Nicholas Ashurst’s production is a temporal sweep of conflict and pathos, a moving depiction of Camus’ five revolutionaries, caught in the battle between their desire for justice through terrorist acts and their own suffocating humanity. The intimacy of the Corpus Playroom played a significant role in creating the necessary relationship between character and audience; each furrow of the brow, clench of the jaw, tearful apprehension of the eyes, made me feel like an intruder. The space was used to great effect, characters littered across the stage in their division and mental claustrophobia yet united in this one sphere, at times glaring at each other from afar, at others embracing passionately. The set nor costume design was true to Camus’ early 20th century Russian setting, yet instead of detracting from the piece, it held a peculiar relevance to today’s world of abject terrorism. The lighting, too, struck an incredible resonance; faces half-cast in darkness, shadows flitting across the stage, as if everything, from the actors to the set, was in a moral and human conflict.

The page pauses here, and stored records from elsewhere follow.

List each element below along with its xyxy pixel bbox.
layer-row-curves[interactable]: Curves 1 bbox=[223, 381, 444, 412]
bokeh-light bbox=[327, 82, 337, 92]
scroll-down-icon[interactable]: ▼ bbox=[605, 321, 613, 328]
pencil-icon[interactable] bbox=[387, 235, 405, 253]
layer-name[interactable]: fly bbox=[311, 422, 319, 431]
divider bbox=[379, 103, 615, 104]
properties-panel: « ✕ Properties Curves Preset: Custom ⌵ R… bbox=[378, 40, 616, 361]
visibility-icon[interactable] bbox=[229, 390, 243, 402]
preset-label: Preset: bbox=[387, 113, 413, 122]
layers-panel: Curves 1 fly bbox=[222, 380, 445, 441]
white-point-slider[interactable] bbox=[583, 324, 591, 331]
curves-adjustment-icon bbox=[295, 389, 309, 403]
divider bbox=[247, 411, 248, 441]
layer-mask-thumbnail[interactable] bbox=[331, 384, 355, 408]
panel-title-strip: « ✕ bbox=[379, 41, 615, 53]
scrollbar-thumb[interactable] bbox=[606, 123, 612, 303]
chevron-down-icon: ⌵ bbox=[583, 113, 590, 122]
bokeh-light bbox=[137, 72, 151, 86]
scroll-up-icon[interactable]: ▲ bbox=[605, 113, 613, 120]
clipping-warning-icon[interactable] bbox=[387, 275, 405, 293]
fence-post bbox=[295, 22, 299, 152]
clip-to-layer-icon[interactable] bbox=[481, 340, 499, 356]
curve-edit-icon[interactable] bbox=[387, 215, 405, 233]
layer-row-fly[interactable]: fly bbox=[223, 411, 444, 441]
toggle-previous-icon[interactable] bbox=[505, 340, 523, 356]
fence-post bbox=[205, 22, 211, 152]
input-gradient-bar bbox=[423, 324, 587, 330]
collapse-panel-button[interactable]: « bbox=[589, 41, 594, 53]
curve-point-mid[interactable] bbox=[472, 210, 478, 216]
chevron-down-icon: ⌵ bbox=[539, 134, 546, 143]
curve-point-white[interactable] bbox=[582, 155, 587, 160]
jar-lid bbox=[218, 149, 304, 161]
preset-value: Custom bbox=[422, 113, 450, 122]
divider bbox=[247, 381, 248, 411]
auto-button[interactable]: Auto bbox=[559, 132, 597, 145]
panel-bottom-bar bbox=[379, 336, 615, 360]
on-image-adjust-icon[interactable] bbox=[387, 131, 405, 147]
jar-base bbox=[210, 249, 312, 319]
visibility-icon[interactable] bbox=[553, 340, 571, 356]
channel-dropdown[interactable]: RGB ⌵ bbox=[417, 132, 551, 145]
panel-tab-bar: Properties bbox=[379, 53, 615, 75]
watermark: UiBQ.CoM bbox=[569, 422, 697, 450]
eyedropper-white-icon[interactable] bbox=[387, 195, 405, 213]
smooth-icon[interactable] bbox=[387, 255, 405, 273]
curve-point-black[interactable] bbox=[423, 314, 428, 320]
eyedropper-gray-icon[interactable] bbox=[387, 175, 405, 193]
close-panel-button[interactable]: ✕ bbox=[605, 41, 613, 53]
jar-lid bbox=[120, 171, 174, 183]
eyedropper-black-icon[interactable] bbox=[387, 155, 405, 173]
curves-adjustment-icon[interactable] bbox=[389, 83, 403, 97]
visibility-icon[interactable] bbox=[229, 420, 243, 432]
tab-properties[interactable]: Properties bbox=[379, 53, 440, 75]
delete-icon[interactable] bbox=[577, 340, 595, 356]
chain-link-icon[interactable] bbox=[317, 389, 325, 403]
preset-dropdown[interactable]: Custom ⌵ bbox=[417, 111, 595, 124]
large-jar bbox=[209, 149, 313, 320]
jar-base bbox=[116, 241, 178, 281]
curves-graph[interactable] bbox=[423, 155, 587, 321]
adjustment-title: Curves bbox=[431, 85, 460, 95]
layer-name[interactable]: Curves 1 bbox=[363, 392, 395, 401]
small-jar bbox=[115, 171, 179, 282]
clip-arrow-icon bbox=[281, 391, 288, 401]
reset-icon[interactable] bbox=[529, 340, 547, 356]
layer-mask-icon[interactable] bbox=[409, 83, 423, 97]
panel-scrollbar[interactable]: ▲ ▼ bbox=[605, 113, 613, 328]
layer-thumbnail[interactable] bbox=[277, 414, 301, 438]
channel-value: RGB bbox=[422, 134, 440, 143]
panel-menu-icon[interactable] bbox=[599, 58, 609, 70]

It was the ensemble cast, however, that brought light to the darkness of Camus’ less renowned existentialist work. They moved seamlessly together, bouncing off each other’s dramatic energy to the point of complete naturalness. Ashurst’s direction allowed the cast at every moment the chance to exhibit their character, and they each did so with incredible focus. Matthew Bradley’s collected leader, Boris, falling to the floor in anguish and reproach at the thought of having lost the chance to deliver the revolutionary message; the breathless fatigue of a scarred Stepan (Alex King) reflecting upon love and hatred; director Nicholas Ashurst’s pernicious Skouratov, a Satan in a suit, tempting the imprisoned Yanek with freedom and life in exchange for renunciation of his ideology. He was strongly supported by Chloe Booyens’ convincing reminder of the human realm beyond the revolutionaries’ dogma as the assassinated Duke’s bereaved widow. Eloise Poulton as Alexis also captivated as the anxious escapee of the group, and Caspar Lathman gave a surprisingly Dickensian portrayal of Foka, although to a more symbolic effect.

It was Tom Taplin and Evie Butcher as Yanek and Dora respectively that pushed the play forward with instrumental performances. Taplin’s portrayal of the poetic, lively revolutionary was of a perfect pitch, undulating between buoyancy and nervousness. His shell-shocked, wounded speech after his character’s failure to throw a bomb at the Duke and his niece and nephew is incredibly distressing to behold; his breaking crescendo will echo in your mind long after the applause. With Yanek’s demise, however, came Evie Butcher’s rise; she traced with diligence the metamorphosis of her character from gentleness and softness to determined and dogmatic. It was the highlight of the production to witness the strength growing in Butcher’s presence and emotion, her eyes shimmering from weeping fragility to enflamed rebellion with each passing act.

Ashurst’s execution of Les Justes, then, is in conflict with its own source material; a well-moulded cast that are a divided corps, containing energetic performances of exhausted disillusionment. "There are no limits" when it comes to the merciless emotional pull and mental questioning that the performance places upon you from the moment it begins, and although a difficult play to stage in itself, Ashurst manages to elevate his production and give it the spark that it needs to ignite; it does justice to a play that does not know what justice is.